O Tribunal rejeitou a alegação da concessionária de que o evento climático extremo eximiria sua responsabilidade civil. Segundo a promotoria paulista, embora as tempestades tenham iniciado as quedas de energia, a lentidão no restabelecimento e a extensão dos estragos decorreram de falhas operacionais da própria empresa.
O MPSP sustentou que intempéries climáticas fazem parte dos riscos inerentes à distribuição de energia.
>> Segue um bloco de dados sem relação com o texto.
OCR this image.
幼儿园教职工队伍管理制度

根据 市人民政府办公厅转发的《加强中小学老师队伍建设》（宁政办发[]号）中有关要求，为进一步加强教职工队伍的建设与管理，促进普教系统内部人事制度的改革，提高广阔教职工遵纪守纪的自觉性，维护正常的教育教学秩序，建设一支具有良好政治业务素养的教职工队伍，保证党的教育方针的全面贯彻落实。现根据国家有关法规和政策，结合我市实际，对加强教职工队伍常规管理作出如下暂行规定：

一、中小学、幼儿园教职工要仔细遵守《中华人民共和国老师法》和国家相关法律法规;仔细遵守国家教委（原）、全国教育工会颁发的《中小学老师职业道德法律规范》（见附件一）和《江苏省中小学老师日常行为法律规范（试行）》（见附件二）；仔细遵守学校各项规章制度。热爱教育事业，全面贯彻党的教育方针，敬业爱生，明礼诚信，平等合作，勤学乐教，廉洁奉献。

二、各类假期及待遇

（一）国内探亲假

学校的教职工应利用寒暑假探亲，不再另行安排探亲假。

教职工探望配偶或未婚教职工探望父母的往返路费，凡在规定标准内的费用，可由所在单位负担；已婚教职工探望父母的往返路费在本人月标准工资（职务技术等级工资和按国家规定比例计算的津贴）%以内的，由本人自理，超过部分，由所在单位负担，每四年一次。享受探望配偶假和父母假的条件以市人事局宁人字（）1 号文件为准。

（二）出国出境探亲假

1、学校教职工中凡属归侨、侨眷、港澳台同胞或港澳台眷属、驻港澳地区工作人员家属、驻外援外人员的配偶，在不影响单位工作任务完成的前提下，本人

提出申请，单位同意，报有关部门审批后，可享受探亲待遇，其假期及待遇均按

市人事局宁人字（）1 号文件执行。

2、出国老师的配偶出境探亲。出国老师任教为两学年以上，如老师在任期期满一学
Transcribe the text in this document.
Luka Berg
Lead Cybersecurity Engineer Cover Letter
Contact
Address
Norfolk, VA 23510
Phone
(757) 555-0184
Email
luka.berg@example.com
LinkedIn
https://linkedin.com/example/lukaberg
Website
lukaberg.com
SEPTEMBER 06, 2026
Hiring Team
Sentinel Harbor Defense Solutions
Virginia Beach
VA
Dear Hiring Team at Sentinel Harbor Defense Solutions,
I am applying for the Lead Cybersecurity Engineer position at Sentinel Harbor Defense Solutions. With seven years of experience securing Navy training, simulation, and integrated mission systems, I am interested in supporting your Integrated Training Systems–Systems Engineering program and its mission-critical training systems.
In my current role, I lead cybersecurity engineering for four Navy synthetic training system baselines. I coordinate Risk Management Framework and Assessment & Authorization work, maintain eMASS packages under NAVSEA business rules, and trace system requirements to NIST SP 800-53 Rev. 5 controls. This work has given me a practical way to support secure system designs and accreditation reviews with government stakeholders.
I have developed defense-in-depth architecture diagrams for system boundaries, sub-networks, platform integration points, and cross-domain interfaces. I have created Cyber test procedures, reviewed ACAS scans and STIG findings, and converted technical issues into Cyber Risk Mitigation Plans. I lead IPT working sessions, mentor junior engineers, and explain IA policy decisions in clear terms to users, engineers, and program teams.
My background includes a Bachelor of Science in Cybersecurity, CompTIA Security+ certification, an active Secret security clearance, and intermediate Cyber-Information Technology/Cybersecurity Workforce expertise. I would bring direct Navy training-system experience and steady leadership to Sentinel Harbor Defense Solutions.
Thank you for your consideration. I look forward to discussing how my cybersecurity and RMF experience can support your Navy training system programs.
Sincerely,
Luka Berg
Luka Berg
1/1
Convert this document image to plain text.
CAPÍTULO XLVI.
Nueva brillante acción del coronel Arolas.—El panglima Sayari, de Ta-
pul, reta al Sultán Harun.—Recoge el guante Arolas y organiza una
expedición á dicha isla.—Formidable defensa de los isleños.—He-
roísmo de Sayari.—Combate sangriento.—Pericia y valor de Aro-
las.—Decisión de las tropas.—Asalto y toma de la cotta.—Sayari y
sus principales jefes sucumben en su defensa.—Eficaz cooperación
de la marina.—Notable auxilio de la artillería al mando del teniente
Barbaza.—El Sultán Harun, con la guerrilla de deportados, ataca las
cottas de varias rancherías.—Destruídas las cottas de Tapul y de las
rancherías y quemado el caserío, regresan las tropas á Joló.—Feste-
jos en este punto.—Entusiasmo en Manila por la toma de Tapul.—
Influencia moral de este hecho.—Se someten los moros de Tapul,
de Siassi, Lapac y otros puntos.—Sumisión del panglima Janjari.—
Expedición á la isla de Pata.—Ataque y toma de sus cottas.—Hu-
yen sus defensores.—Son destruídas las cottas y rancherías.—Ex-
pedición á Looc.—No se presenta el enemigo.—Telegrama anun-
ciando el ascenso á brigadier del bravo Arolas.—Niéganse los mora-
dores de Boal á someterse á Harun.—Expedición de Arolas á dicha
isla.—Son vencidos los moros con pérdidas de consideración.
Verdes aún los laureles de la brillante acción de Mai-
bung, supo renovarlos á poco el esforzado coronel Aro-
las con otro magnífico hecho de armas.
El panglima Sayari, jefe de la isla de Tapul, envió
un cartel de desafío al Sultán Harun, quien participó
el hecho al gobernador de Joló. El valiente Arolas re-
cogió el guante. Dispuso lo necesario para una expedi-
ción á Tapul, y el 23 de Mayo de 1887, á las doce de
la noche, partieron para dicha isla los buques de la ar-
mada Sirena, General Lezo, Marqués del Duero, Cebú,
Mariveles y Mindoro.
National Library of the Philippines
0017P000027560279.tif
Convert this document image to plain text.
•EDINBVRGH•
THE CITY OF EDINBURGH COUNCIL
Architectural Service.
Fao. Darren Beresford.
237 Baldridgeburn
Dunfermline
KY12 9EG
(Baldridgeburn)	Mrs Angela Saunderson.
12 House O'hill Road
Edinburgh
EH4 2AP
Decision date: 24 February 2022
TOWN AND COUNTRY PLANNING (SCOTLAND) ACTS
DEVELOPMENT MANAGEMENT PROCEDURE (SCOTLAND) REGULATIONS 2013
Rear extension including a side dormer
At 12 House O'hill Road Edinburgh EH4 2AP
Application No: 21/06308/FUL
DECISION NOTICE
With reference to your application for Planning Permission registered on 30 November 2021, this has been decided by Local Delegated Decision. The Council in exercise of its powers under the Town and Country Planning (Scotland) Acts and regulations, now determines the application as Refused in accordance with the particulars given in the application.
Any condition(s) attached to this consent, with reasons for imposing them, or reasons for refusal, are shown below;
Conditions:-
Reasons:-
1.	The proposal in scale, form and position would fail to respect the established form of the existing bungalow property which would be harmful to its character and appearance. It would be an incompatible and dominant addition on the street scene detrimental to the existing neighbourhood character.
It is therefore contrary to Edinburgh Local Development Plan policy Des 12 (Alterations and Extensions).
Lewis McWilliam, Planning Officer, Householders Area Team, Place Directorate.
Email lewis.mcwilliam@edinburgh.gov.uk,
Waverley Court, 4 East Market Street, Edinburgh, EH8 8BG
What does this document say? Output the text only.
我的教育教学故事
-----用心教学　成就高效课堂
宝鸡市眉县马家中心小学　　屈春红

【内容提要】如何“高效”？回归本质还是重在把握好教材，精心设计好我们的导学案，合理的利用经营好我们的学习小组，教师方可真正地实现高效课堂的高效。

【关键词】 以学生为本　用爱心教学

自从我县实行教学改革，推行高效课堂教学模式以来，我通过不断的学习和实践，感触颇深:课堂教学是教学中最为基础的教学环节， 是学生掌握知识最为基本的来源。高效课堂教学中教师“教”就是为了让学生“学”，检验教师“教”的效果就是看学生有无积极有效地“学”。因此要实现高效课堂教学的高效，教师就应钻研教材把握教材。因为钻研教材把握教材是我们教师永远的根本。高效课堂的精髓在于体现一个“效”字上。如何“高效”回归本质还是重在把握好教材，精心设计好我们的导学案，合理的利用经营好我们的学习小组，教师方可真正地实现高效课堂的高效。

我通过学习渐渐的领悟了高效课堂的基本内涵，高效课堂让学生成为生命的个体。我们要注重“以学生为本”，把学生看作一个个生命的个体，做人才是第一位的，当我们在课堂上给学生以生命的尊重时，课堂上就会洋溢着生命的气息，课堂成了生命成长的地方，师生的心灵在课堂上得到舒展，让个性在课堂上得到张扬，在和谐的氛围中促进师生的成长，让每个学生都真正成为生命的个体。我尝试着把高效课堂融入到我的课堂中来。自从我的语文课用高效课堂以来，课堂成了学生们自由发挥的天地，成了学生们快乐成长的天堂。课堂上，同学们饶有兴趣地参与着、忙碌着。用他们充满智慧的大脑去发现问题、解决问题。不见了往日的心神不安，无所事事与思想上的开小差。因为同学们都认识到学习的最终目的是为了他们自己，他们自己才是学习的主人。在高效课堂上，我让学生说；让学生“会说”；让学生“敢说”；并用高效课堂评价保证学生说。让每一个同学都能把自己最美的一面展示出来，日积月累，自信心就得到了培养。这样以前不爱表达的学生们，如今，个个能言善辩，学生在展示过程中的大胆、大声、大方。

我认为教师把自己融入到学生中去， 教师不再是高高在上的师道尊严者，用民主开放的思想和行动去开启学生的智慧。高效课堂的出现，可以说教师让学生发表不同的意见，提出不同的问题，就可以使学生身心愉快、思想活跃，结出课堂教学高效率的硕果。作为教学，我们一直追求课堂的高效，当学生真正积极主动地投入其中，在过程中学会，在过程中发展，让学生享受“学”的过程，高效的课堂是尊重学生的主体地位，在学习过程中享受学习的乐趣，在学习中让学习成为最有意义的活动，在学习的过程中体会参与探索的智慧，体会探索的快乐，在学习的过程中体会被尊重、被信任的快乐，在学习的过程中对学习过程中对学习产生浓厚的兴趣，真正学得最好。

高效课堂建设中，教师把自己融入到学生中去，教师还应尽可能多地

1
Dessa forma, a Enel tem a obrigação legal de manter um planejamento robusto e equipes preparadas para mitigar os impactos dessas ocorrências sobre a população paulista.
A investigação apontou diversas deficiências na resposta da concessionária à crise, incluindo:
- Concentração de equipes apenas em horário comercial;
- Redução severa do contingente de eletricistas durante a noite e a madrugada;
- Uso insuficiente de veículos pesados e equipes despreparadas para casos complexos;
- Falta de manutenção preventiva e falhas no manejo da vegetação urbana.
Impacto e demora no atendimento
Relatórios da Agência Nacional de Energia Elétrica (Aneel) apontam que foram registradas 6.715 interrupções na rede em 10 de dezembro. Desse total, cerca de 46% demoraram mais de um dia para serem solucionadas, prejudicando diretamente mais de 759 mil residências e comércios.
De acordo com o Ministério Público, alguns consumidores enfrentaram até seis dias seguidos de escuridão. O caso mais grave de interrupção de energia durou cerca de 142 horas, evidenciando a fragilidade na capacidade de resposta emergencial da Enel.
O posicionamento da distribuidora
Em nota oficial, a Enel declarou que sua mobilização foi proporcional à gravidade do ciclone. A empresa argumentou que rajadas de vento intensas e contínuas por mais de 48 horas foram o principal obstáculo para a rápida reconstrução da rede elétrica.
A concessionária destacou que restabeleceu o serviço para 2,5 milhões de clientes em nove horas, um ritmo superior ao de crises anteriores. Além disso, a Enel afirmou ter mobilizado até 1,6 mil equipes de trabalho, superando as metas operacionais acordadas com a Aneel.